The Goal in Chapter 7
For most clients, the goal in Chapter 7 is to wipe out all of their debts, obtain a discharge from the Bankruptcy Court, and keep all of their assets, including their money, their home, their vehicles, their personal property, and their retirement funds.
Chapter 7 is a pretty liberal law for debtors. When filing Chapter 7, you are allowed to own a home, cars, jewelry, and other assets, and you may maintain active bank accounts. You are allowed to have money and assets and still wipe out your debts. Of course, there are limits as to the value of the assets you own, and we will review those limits with you when we meet with you and prepare your case.
There are also limits on the amount of money you can earn and still qualify for Chapter 7. For example, if you are a single person, and you are making over $100,000 per year, that is well above the legal limit, and instead of filing a Chapter 7, we would probably discuss other alternatives with you, such as debt settlement, or maybe filing a Chapter 13 where you might just pay back a portion of your debts.
The amount of income you earn per month compared to the amount of reasonable expenses you have per month can also be a factor in determining whether you can wipe out all of your debts.
For example, let's assume you have $40,000 in credit card bills that you would like to wipe out. You need to disclose your income and expenses on a monthly basis, and you may need to demonstrate that you simply do not have enough money to pay the normal monthly bills, let alone your credit cards.
Let's assume you earn $4000 per month and also have $4000 in reasonable and necessary expenses, not including your credit card debt. In this example, you obviously can't afford to pay the credit card bills and we would expect you to qualify to wipe them out by filing a Chapter 7 bankruptcy case.
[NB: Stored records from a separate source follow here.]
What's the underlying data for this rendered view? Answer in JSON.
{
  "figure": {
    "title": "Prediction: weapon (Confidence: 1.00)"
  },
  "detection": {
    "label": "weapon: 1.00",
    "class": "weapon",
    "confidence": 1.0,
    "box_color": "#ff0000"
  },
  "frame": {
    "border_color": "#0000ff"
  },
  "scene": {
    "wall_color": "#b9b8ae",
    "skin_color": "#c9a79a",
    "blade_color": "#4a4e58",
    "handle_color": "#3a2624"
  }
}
On the other hand, if you earn $4000 per month, but you have only $3500 in reasonable and necessary monthly expenses, the court could say that since you have $500 per month left over, you should use that $500 to pay some of your credit card bills. This type of situation might prevent you from filing a successful Chapter 7. If it turns out that you have excess monthly income that would allow you to pay some of your credit card bills, we may be able to propose some potential alternate solutions that could help you get a fresh financial start.
The ultimate goal in Chapter 7 is to obtain that discharge, have all of your debts forgiven by the federal government, and keep all of your property. As stated earlier, in order to get that discharge, you must complete the debtor education program, and you can do that on the internet or by phone. It usually takes about 90 minutes to 2 hours to complete this program.
Once you get that discharge, why not celebrate your victory over debt. Reward yourself for having taken responsibility, and having used the laws of this country for the purposes for which they were intended. Maybe you'll even feel like throwing a victory over debt party for yourself, your family, and your friends.
Enjoy the new beginning that our United States Constitution has permitted you to achieve. Savor and enjoy the feeling of finally being debt-free. And who knows, a few months from now you just might be saying that having filed a Chapter 7 bankruptcy was one of the smartest financial moves you ever made.